Television personality and news journalist Juan Williams was born to Rogelio and Alma Geraldine Williams on April 10, 1954 in Colon, Panama. At the age of four, Williams and his family moved to Brooklyn, New York. In 1969, Williams won a scholarship to attend the Oakwood Friends School in Poughkeepsie, New York, a Quaker school. Williams then attended Haverford College, where he graduated with a B.A. degree in philosophy in 1976.

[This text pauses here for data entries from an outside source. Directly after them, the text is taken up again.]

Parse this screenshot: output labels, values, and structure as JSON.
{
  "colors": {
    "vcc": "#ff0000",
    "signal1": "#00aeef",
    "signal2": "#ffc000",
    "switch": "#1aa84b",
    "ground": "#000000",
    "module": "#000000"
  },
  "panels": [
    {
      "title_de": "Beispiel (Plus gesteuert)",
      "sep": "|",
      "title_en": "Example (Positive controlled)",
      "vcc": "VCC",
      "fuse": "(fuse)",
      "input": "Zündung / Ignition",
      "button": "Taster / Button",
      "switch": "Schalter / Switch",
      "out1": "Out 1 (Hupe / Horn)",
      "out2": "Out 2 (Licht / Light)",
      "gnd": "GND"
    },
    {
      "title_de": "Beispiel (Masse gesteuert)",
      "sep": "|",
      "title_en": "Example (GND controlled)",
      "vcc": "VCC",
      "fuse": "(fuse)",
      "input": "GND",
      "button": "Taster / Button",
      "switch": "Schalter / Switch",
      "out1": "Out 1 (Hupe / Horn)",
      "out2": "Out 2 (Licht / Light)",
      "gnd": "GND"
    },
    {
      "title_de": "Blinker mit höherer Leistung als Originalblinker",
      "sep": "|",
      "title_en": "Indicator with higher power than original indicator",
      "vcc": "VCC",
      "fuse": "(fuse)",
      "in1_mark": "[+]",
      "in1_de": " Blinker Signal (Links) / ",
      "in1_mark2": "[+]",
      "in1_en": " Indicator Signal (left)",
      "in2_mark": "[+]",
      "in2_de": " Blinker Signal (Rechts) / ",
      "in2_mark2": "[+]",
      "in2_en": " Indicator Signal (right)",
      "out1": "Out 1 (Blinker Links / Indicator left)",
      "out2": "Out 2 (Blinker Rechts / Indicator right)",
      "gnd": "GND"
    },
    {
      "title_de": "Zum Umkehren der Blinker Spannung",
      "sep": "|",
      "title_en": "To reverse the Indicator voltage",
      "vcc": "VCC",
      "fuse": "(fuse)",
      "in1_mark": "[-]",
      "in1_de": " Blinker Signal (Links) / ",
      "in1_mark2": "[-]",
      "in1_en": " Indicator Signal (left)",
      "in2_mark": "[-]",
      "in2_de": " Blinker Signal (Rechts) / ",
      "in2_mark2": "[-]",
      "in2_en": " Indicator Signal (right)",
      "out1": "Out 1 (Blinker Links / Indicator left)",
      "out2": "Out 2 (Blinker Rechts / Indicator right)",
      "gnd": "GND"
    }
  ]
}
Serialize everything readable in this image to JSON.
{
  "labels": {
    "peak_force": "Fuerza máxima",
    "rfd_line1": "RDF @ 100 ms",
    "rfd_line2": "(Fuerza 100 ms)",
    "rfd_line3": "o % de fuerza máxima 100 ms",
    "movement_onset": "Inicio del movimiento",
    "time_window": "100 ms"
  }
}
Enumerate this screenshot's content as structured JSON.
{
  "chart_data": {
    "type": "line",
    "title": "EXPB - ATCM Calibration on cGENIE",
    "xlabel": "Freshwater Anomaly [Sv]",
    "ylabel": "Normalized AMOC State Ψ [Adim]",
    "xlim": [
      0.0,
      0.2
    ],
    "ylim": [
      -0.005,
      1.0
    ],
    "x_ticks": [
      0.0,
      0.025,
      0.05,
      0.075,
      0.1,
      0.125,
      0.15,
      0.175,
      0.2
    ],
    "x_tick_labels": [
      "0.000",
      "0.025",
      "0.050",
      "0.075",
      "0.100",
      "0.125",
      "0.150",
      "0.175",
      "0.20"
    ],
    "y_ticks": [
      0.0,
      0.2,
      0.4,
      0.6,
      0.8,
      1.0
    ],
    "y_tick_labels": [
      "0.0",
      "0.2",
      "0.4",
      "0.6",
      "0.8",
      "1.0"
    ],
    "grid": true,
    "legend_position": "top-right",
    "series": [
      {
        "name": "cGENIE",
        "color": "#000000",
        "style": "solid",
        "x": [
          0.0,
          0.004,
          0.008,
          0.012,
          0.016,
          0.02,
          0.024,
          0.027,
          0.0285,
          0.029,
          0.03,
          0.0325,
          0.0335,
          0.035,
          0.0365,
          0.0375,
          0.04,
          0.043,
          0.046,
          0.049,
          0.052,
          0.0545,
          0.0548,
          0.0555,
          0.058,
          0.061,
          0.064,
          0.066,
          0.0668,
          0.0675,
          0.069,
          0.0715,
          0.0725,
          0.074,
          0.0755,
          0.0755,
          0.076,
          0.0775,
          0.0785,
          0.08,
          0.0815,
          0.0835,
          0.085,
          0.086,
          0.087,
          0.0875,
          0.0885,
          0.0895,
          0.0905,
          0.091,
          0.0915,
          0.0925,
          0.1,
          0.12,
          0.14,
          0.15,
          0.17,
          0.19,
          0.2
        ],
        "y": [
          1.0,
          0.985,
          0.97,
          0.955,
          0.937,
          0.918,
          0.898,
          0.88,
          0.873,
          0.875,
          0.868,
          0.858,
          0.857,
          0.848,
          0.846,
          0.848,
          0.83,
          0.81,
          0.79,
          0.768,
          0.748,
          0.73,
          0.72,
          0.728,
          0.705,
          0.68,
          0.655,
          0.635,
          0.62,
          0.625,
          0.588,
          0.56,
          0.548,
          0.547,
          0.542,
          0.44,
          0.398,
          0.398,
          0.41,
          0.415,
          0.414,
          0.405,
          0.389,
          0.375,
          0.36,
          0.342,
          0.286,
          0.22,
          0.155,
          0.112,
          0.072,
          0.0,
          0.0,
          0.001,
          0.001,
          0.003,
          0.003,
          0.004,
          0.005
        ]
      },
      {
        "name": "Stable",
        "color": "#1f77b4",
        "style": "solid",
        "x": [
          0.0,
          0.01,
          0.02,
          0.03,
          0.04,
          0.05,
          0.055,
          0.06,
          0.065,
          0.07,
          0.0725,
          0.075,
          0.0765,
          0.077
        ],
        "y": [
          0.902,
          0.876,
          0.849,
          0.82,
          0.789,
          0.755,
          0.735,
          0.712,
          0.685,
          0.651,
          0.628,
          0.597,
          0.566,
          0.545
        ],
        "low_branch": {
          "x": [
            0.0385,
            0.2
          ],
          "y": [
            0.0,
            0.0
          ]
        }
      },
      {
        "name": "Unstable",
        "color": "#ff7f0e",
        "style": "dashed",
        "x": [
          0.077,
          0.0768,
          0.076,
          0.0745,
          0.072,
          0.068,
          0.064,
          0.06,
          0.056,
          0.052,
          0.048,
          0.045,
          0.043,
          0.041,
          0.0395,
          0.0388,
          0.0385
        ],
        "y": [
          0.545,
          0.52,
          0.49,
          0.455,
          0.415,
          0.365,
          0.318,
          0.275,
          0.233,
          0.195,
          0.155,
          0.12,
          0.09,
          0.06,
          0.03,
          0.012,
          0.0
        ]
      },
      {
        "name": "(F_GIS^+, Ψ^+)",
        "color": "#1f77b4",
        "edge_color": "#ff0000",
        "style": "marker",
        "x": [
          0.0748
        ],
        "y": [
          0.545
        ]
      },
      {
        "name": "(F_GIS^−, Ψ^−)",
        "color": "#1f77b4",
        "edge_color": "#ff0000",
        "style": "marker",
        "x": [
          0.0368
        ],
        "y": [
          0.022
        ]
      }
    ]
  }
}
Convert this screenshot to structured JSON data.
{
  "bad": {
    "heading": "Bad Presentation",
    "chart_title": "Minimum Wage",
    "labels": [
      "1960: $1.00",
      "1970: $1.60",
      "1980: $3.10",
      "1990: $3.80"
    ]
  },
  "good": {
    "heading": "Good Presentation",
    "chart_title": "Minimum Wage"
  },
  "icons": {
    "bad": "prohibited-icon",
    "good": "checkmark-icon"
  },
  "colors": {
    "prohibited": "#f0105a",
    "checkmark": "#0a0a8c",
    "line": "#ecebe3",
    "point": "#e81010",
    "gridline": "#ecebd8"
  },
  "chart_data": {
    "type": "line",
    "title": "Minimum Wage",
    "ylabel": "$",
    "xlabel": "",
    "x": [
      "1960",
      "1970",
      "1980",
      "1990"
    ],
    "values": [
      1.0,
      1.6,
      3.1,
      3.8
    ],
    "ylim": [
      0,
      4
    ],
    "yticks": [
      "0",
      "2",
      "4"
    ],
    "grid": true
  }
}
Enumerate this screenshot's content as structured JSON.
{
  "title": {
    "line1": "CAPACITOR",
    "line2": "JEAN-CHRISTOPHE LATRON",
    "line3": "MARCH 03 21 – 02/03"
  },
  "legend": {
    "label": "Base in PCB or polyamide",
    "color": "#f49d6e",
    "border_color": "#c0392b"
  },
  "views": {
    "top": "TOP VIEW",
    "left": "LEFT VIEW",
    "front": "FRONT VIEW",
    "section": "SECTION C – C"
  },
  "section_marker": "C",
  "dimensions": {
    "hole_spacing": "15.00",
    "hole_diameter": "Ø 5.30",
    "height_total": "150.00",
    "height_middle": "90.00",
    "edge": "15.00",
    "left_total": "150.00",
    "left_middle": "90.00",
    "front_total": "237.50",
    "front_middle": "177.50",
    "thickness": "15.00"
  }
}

After interning at the Washington Post, Williams was hired by the newspaper in 1979. He worked as an editorial writer, op-ed columnist and White House reporter in 23 years at the Washington, D.C. newspaper. Williams published his first book, Eyes on the Prize: America's Civil Rights Years (1954-1965) in 1987, the best-selling companion to the award winning documentary of the same name. Williams was then hired by Fox News Channel in 1997 as a contributor. A year later, his second book, Thurgood Marshall: American Revolutionary, about the pioneering Supreme Court justice, was published. It was designated a New York Times Notable Book of the Year. After serving as co-host of the television news program America’s Black Forum, Williams was hired as host of the National Public Radio call-in program Talk of the Nation in 2000. He wrote his third book, This Far by Faith: Stories from the African American Religious Experience, a companion to the critically acclaimed Public Broadcasting System documentary. Williams then wrote My Soul Looks Back in Wonder: Voices of the Civil Rights Experience and Enough: The Phony Leaders, Dead-End Movements, and Culture of Failure That Are Undermining Black America--and What We Can Do About It; the former was co-written with Pulitzer-prize winning author David Halberstam and published in 2005, and the latter was published two years later. Williams has authored six books in total.

He is also the recipient of several awards for his writing and investigative journalism, he won an Emmy Award for television documentary writing and received widespread critical acclaim for numerous projects, including a series of documentaries like Politics: The New Black Power and A. Phillip Randolph: For Jobs and Freedom. Williams has also written numerous articles for national magazines including TIME, Fortune, The Atlantic Monthly, The New Republic, Ebony and GQ.

Juan Williams was interviewed by The HistoryMakers on March 6, 2012.